Hay parábolas claras y rotundas, como es el caso de «Asalto al Gran Convoy» o «Siete pisos»; hay moralejas evidentes que nos aguardan al final del cuento, como en «La muerte del dragón»; hay fantasías con evidente trasfondo social, como «El perro que ha visto a Dios»; hay situaciones entre hilarantes y estremecedoras, como les sucede a los viajeros del tren que avanza hacia el lugar del que las multitudes huyen en «Algo había pasado». Hay ternura, humor y patetismo en la historia del muerto que regresa a la vida buscando un sitio para pasar el tiempo que necesitan en el más allá para poder acomodarlo («Los amigos»); hay genuinos relatos de terror («Los ratones», «Noche de invierno en Filadelfia» o «No esperaban nada más») y los textos que preludian al Calvino final («Los siete mensajeros», «24 de marzo de 1958»); hay una formidable alegoría del miedo al cambio social en la burguesía acomodada escenificada en «Miedo en La Scala». En fin, no se trata de enumerar sino de ejemplificar la cantidad de registros en los que se mueve Buzzati y que dan a esta recopilación –reunida por él mismo en 1958– un valor inapreciable.

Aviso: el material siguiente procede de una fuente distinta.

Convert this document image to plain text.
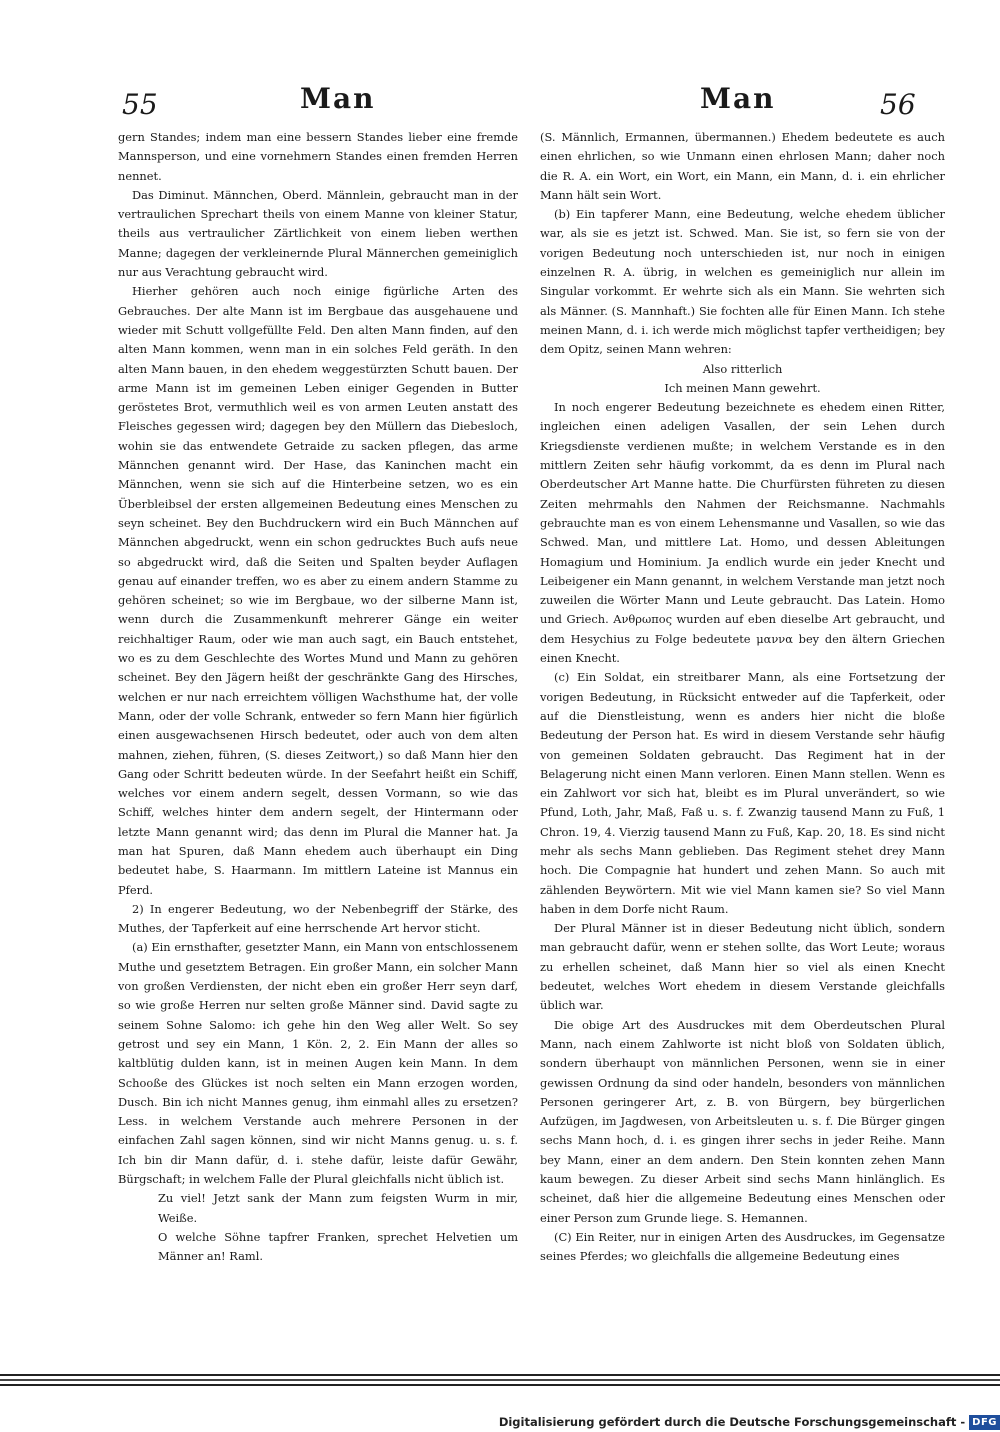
55	Man	Man	56

gern Standes; indem man eine bessern Standes lieber eine fremde Mannsperson, und eine vornehmern Standes einen fremden Herren nennet.

Das Diminut. Männchen, Oberd. Männlein, gebraucht man in der vertraulichen Sprechart theils von einem Manne von kleiner Statur, theils aus vertraulicher Zärtlichkeit von einem lieben werthen Manne; dagegen der verkleinernde Plural Männerchen gemeiniglich nur aus Verachtung gebraucht wird.

Hierher gehören auch noch einige figürliche Arten des Gebrauches. Der alte Mann ist im Bergbaue das ausgehauene und wieder mit Schutt vollgefüllte Feld. Den alten Mann finden, auf den alten Mann kommen, wenn man in ein solches Feld geräth. In den alten Mann bauen, in den ehedem weggestürzten Schutt bauen. Der arme Mann ist im gemeinen Leben einiger Gegenden in Butter geröstetes Brot, vermuthlich weil es von armen Leuten anstatt des Fleisches gegessen wird; dagegen bey den Müllern das Diebesloch, wohin sie das entwendete Getraide zu sacken pflegen, das arme Männchen genannt wird. Der Hase, das Kaninchen macht ein Männchen, wenn sie sich auf die Hinterbeine setzen, wo es ein Überbleibsel der ersten allgemeinen Bedeutung eines Menschen zu seyn scheinet. Bey den Buchdruckern wird ein Buch Männchen auf Männchen abgedruckt, wenn ein schon gedrucktes Buch aufs neue so abgedruckt wird, daß die Seiten und Spalten beyder Auflagen genau auf einander treffen, wo es aber zu einem andern Stamme zu gehören scheinet; so wie im Bergbaue, wo der silberne Mann ist, wenn durch die Zusammenkunft mehrerer Gänge ein weiter reichhaltiger Raum, oder wie man auch sagt, ein Bauch entstehet, wo es zu dem Geschlechte des Wortes Mund und Mann zu gehören scheinet. Bey den Jägern heißt der geschränkte Gang des Hirsches, welchen er nur nach erreichtem völligen Wachsthume hat, der volle Mann, oder der volle Schrank, entweder so fern Mann hier figürlich einen ausgewachsenen Hirsch bedeutet, oder auch von dem alten mahnen, ziehen, führen, (S. dieses Zeitwort,) so daß Mann hier den Gang oder Schritt bedeuten würde. In der Seefahrt heißt ein Schiff, welches vor einem andern segelt, dessen Vormann, so wie das Schiff, welches hinter dem andern segelt, der Hintermann oder letzte Mann genannt wird; das denn im Plural die Manner hat. Ja man hat Spuren, daß Mann ehedem auch überhaupt ein Ding bedeutet habe, S. Haarmann. Im mittlern Lateine ist Mannus ein Pferd.

2) In engerer Bedeutung, wo der Nebenbegriff der Stärke, des Muthes, der Tapferkeit auf eine herrschende Art hervor sticht.

(a) Ein ernsthafter, gesetzter Mann, ein Mann von entschlossenem Muthe und gesetztem Betragen. Ein großer Mann, ein solcher Mann von großen Verdiensten, der nicht eben ein großer Herr seyn darf, so wie große Herren nur selten große Männer sind. David sagte zu seinem Sohne Salomo: ich gehe hin den Weg aller Welt. So sey getrost und sey ein Mann, 1 Kön. 2, 2. Ein Mann der alles so kaltblütig dulden kann, ist in meinen Augen kein Mann. In dem Schooße des Glückes ist noch selten ein Mann erzogen worden, Dusch. Bin ich nicht Mannes genug, ihm einmahl alles zu ersetzen? Less. in welchem Verstande auch mehrere Personen in der einfachen Zahl sagen können, sind wir nicht Manns genug. u. s. f. Ich bin dir Mann dafür, d. i. stehe dafür, leiste dafür Gewähr, Bürgschaft; in welchem Falle der Plural gleichfalls nicht üblich ist.

Zu viel! Jetzt sank der Mann zum feigsten Wurm in mir, Weiße.

O welche Söhne tapfrer Franken, sprechet Helvetien um Männer an! Raml.

(S. Männlich, Ermannen, übermannen.) Ehedem bedeutete es auch einen ehrlichen, so wie Unmann einen ehrlosen Mann; daher noch die R. A. ein Wort, ein Wort, ein Mann, ein Mann, d. i. ein ehrlicher Mann hält sein Wort.

(b) Ein tapferer Mann, eine Bedeutung, welche ehedem üblicher war, als sie es jetzt ist. Schwed. Man. Sie ist, so fern sie von der vorigen Bedeutung noch unterschieden ist, nur noch in einigen einzelnen R. A. übrig, in welchen es gemeiniglich nur allein im Singular vorkommt. Er wehrte sich als ein Mann. Sie wehrten sich als Männer. (S. Mannhaft.) Sie fochten alle für Einen Mann. Ich stehe meinen Mann, d. i. ich werde mich möglichst tapfer vertheidigen; bey dem Opitz, seinen Mann wehren:

Also ritterlich

Ich meinen Mann gewehrt.

In noch engerer Bedeutung bezeichnete es ehedem einen Ritter, ingleichen einen adeligen Vasallen, der sein Lehen durch Kriegsdienste verdienen mußte; in welchem Verstande es in den mittlern Zeiten sehr häufig vorkommt, da es denn im Plural nach Oberdeutscher Art Manne hatte. Die Churfürsten führeten zu diesen Zeiten mehrmahls den Nahmen der Reichsmanne. Nachmahls gebrauchte man es von einem Lehensmanne und Vasallen, so wie das Schwed. Man, und mittlere Lat. Homo, und dessen Ableitungen Homagium und Hominium. Ja endlich wurde ein jeder Knecht und Leibeigener ein Mann genannt, in welchem Verstande man jetzt noch zuweilen die Wörter Mann und Leute gebraucht. Das Latein. Homo und Griech. Ανθρωπος wurden auf eben dieselbe Art gebraucht, und dem Hesychius zu Folge bedeutete μαννα bey den ältern Griechen einen Knecht.

(c) Ein Soldat, ein streitbarer Mann, als eine Fortsetzung der vorigen Bedeutung, in Rücksicht entweder auf die Tapferkeit, oder auf die Dienstleistung, wenn es anders hier nicht die bloße Bedeutung der Person hat. Es wird in diesem Verstande sehr häufig von gemeinen Soldaten gebraucht. Das Regiment hat in der Belagerung nicht einen Mann verloren. Einen Mann stellen. Wenn es ein Zahlwort vor sich hat, bleibt es im Plural unverändert, so wie Pfund, Loth, Jahr, Maß, Faß u. s. f. Zwanzig tausend Mann zu Fuß, 1 Chron. 19, 4. Vierzig tausend Mann zu Fuß, Kap. 20, 18. Es sind nicht mehr als sechs Mann geblieben. Das Regiment stehet drey Mann hoch. Die Compagnie hat hundert und zehen Mann. So auch mit zählenden Beywörtern. Mit wie viel Mann kamen sie? So viel Mann haben in dem Dorfe nicht Raum.

Der Plural Männer ist in dieser Bedeutung nicht üblich, sondern man gebraucht dafür, wenn er stehen sollte, das Wort Leute; woraus zu erhellen scheinet, daß Mann hier so viel als einen Knecht bedeutet, welches Wort ehedem in diesem Verstande gleichfalls üblich war.

Die obige Art des Ausdruckes mit dem Oberdeutschen Plural Mann, nach einem Zahlworte ist nicht bloß von Soldaten üblich, sondern überhaupt von männlichen Personen, wenn sie in einer gewissen Ordnung da sind oder handeln, besonders von männlichen Personen geringerer Art, z. B. von Bürgern, bey bürgerlichen Aufzügen, im Jagdwesen, von Arbeitsleuten u. s. f. Die Bürger gingen sechs Mann hoch, d. i. es gingen ihrer sechs in jeder Reihe. Mann bey Mann, einer an dem andern. Den Stein konnten zehen Mann kaum bewegen. Zu dieser Arbeit sind sechs Mann hinlänglich. Es scheinet, daß hier die allgemeine Bedeutung eines Menschen oder einer Person zum Grunde liege. S. Hemannen.

(C) Ein Reiter, nur in einigen Arten des Ausdruckes, im Gegensatze seines Pferdes; wo gleichfalls die allgemeine Bedeutung eines

Digitalisierung gefördert durch die Deutsche Forschungsgemeinschaft - DFG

No podía faltar en buena parte de ellos ese tema constante en Buzzati: el de la espera, quizá porque para él la vida es, de un modo u otro, una espera en sí misma, una espera angustiada en la medida que conoce su final, que no es otro que el de morir. Por eso a Buzzati le importa tanto el camino de la vida, pues es el único territorio que puede llamar suyo si le encuentra un sentido; sus personajes lo buscan, lo sufren o lo soportan; para él resulta evidente a nuestros ojos que la literatura, antes que cualquier otra cosa, era su alivio y, a su manera, su felicidad. Hay un relato, «Sombras del sur», que narra el encuentro de un viajero con un extraño personaje al que llamará el mensajero de Port-Said, que sólo se le aparece a él y que se le aparece siempre de espaldas y siempre alejándose. Lo encuentra allá donde vaya a lo largo de su periplo por África, de norte a sur. Al final comprende que en realidad sólo lo ve a él porque sólo se dirige a él y piensa: «Eres paciente; me esperas en las encrucijadas solitarias para mostrarme el camino, eres francamente discreto, finges que huyes de mí con una diplomacia muy oriental, y no te atreves siquiera a descubrirme tu rostro. Sólo quieres hacerme comprender –me parece– que tu monarca me espera en medio del desierto, en un palacio blanco y maravilloso vigilado por leones y donde cantan fuentes embrujadas. Sería hermoso, lo sé, me gustaría verdaderamente ir». Leyéndolo, siento que ésta es, en realidad, una representación de la relación de Buzzati con la literatura, a la que finalmente se entregó sin miedo. «Suceda lo que suceda, ¡oh mensajero!, lleva la noticia de que voy; no es necesario que aparezcas ante mí otra vez».

Y eso fue lo que sucedió o lo que quiero imaginar que sucedió y por eso podemos leerlo hoy. No se equivocaba Borges al afirmar, hablando de lo arduo que resulta juzgar a los contemporáneos: «Hay, sin embargo, nombres que las generaciones venideras no se resignarán a olvidar. Uno de ellos es, verosímilmente, el de Dino Bu­zza­ti».